October 20, 2017 12:15 am | Updated 01:01 am IST

this flag represents the relationship  between India and the Pakistan

this flag represents the relationship between India and the Pakistan

Ashley Tellis’s 91-page essay ‘Are India-Pakistan Peace Talks Worth a Damn?’ is compelling reading even if Mani Shankar Aiyar and the Wagah candle-walas disagree with its arguments and conclusion. It also sheds interesting light on the U.S. stand on the India-Pakistan problem. Mr. Tellis, a senior fellow at the Carnegie Endowment for International Peace, suggests U.S. President Donald Trump is unlikely to help India and, even if he tries, it could actually make matters worse.

‘Misguided’ advice

Mr. Tellis’s central point is that “the international community’s routine call for continuous India-Pakistan dialogue is not only misguided but also counterproductive”. This is a direct rebuttal of Mr. Aiyar’s eloquently phrased plea that the dialogue should be “uninterrupted and uninterruptable”.

Mr. Tellis comes to this conclusion because what he calls “the security competition” between India and Pakistan is not “driven by discrete negotiable differences”. Not only is the dispute over Kashmir “rooted in long-standing ideological… antagonisms” but Pakistan also seeks to “exact revenge for past Indian military victories” and “to subvert India’s ascendency as a great power.” As he puts it: “Recovering the claimed territory is no longer the only prize; thwarting India’s rise is now the greater reward.”

Underlying this Pakistan attitude to India and, therefore, reaffirming and strengthening it is how the country’s army views its interests. “Even if satisfactory solutions could be devised,” Mr. Tellis argues, the Pakistan army will not accept them “if the end result dethrones the military from its privileged power in and over the state.” He believes “perpetual conflict with India, which does not provoke either cataclysmic war or categorical defeat… preserves the internal hegemony of the Pakistan Army.” It won’t want to give this up.

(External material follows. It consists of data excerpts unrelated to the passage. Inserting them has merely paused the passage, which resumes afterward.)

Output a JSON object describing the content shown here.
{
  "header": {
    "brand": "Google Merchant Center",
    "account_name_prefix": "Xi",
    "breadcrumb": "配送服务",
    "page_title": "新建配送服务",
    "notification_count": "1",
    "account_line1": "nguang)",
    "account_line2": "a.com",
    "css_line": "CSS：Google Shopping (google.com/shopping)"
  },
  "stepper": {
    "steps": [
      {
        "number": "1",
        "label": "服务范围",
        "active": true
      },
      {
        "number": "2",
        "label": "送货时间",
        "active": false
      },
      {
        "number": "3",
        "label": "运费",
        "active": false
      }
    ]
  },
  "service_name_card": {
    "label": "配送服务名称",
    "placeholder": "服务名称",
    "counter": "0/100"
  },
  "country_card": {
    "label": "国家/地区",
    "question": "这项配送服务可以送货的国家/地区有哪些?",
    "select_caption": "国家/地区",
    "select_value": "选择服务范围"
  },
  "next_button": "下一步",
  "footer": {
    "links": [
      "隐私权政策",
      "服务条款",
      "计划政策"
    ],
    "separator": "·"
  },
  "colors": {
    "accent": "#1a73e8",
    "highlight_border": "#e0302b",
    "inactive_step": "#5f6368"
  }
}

As he puts it: “The depressing upshot… is that persistent engagement… fails to alter the fundamental impediment that has prevented a resolution… namely, the inability of the Pakistani Army to accept that it cannot… surrender on a range of disputed issues.” This leads “to one ineluctable conclusion: the antagonism between India and Pakistan… does not lend itself to easy resolution even through a sustained conversation between the two sides.”

The only two countries that could persuade Pakistan to change its attitude to India are China and the U.S. However, given China’s geopolitical rivalry with India, Mr. Tellis says “it is highly unlikely that Beijing will ever press Rawalpindi to terminate its terrorism against New Delhi.”

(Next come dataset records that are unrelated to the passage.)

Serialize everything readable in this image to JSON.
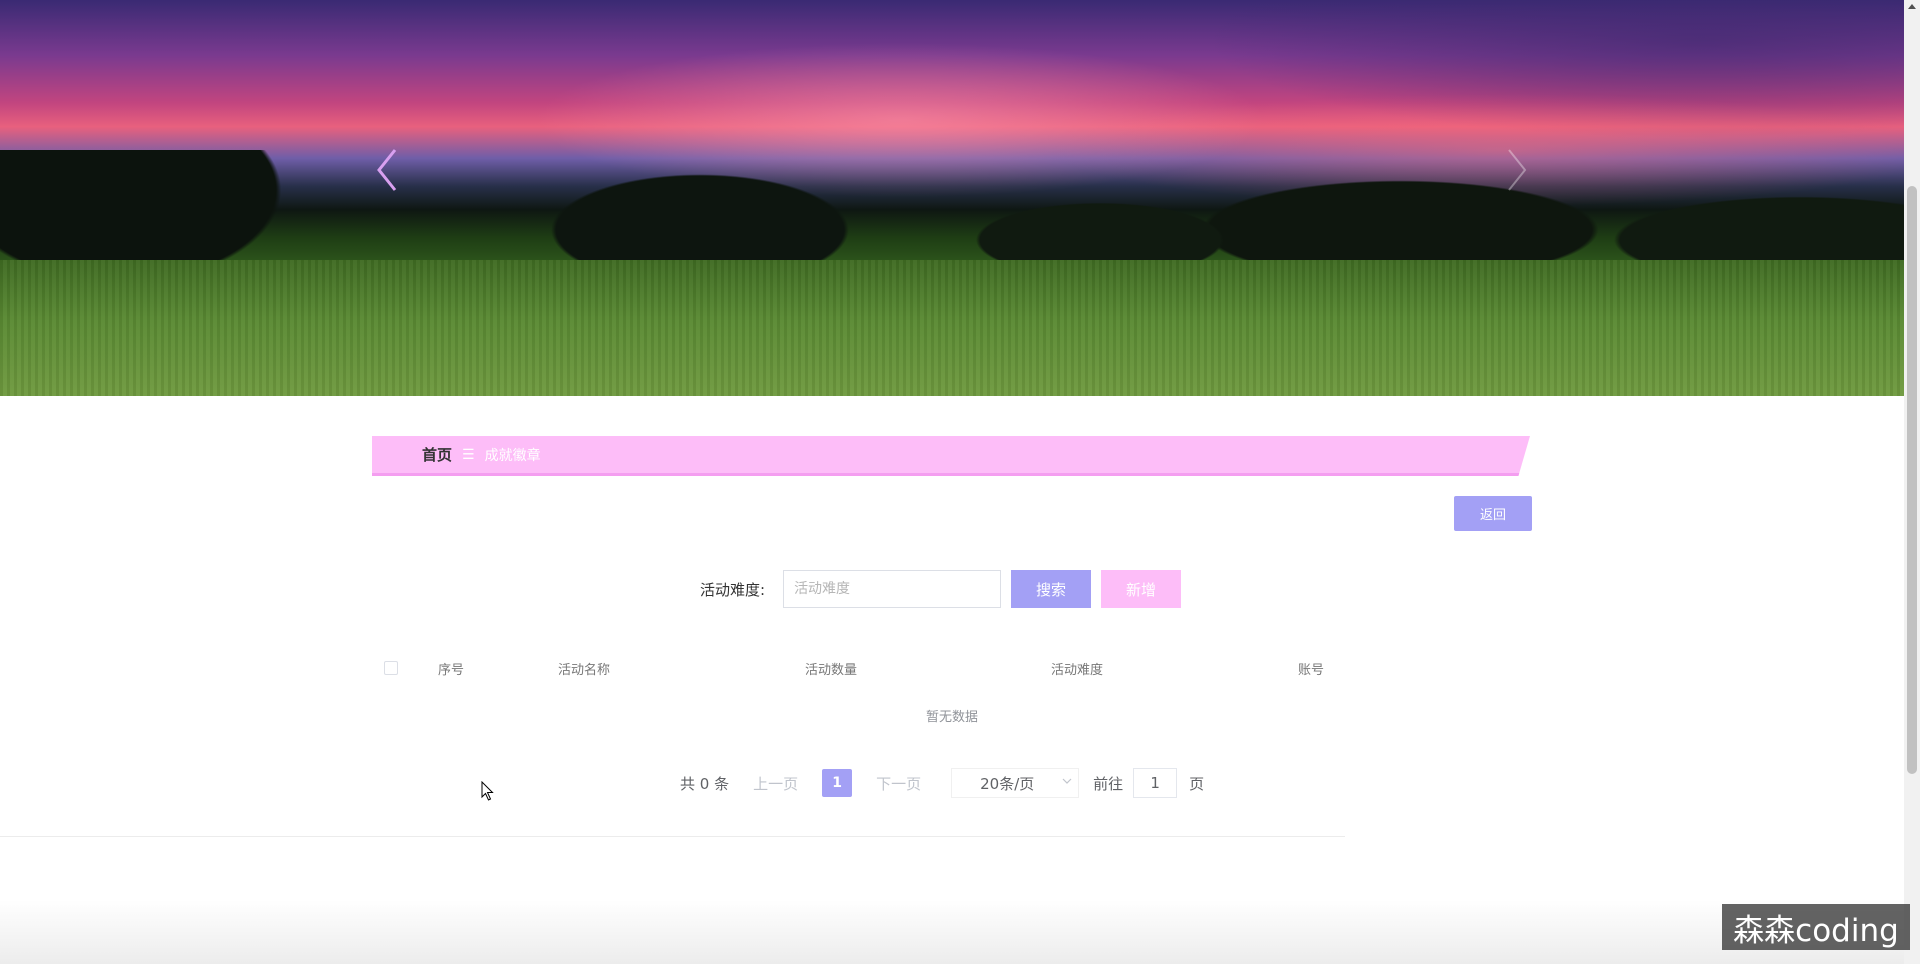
{
  "breadcrumb": {
    "home": "首页",
    "separator": "☰",
    "current": "成就徽章"
  },
  "actions": {
    "back_label": "返回"
  },
  "search": {
    "label": "活动难度:",
    "placeholder": "活动难度",
    "search_button": "搜索",
    "add_button": "新增"
  },
  "table": {
    "columns": [
      "序号",
      "活动名称",
      "活动数量",
      "活动难度",
      "账号"
    ],
    "rows": [],
    "empty_text": "暂无数据"
  },
  "pagination": {
    "total_text": "共 0 条",
    "prev": "上一页",
    "current_page": "1",
    "next": "下一页",
    "page_size": "20条/页",
    "goto_label": "前往",
    "goto_value": "1",
    "goto_suffix": "页"
  },
  "watermark": "森森coding",
  "colors": {
    "primary": "#a3a0f5",
    "secondary": "#fdbdf8"
  },
  "icons": {
    "carousel_prev": "chevron-left-icon",
    "carousel_next": "chevron-right-icon",
    "select_arrow": "chevron-down-icon",
    "cursor": "mouse-pointer-icon"
  }
}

In America’s case, Washington’s dependence on Pakistan makes it unlikely that it will apply real pressure. During the Bush and Obama years, “as long as Rawalpindi assisted Washington in ferreting out important al-Qaeda operatives in Pakistan, the United States… was content to accept the vague Pakistani promises of suppressing anti-Indian terrorist groups.” Now, after Mr. Trump’s Afghan strategy, “U.S. dependence on Pakistan for its ground and air lines of communication to Afghanistan… [gives] Rawalpindi enormous leverage over the United States.” Again, Mr. Tellis’s conclusion is crystal clear: “The chokehold that Pakistan enjoys on the United States, thanks entirely to geography, has thus neutralized Washington’s superior coercive capacity.”

However, Mr. Tellis’s argument goes one step further. He also believes that “persistent U.S. exhortations for India-Pakistan negotiations actually undermine Washington’s objective of securing peace on the subcontinent.” This is because “any kind of U.S. intervention in the India-Pakistan dispute… prevents Pakistan from negotiating on the basis of its innate power,” and instead, “holds out the false hope that the strength of the United States could be co-opted into procuring outcomes that otherwise lie beyond reach.” Again, his conclusion is blunt: “The best course of action for the United States, therefore, is to stay out of the India-Pakistan contention altogether, leaving it up to both states to reach any agreements they can based on their relative power.”

The sequence

So where does all of this leave the prospects of an India-Pakistan peace deal? Mr. Tellis’s answer is bleak though rooted in realism: “A lasting cordiality between India and Pakistan ultimately hinges on the Pakistan Army reconciling itself to India’s strategic superiority within South Asia.” At the moment — and for the foreseeable future — that seems not just unlikely but, arguably, impossible. Yet if “an authentic rapprochement… will have to precede the efforts at conflict resolution,” as Mr. Tellis firmly believes, then not only is a resolution of the Kashmir problem not foreseeable but, more critically, India-Pakistan relations are not going to change, leave aside improve, any time soon.

India’s only choice is to grit its teeth and keep its guard up till something alters but that’s unlikely to be soon. If this is the view of the Narendra Modi government — after initial attempts to win Pakistan over — I guess Mr. Tellis would say it’s right because it reflects reality.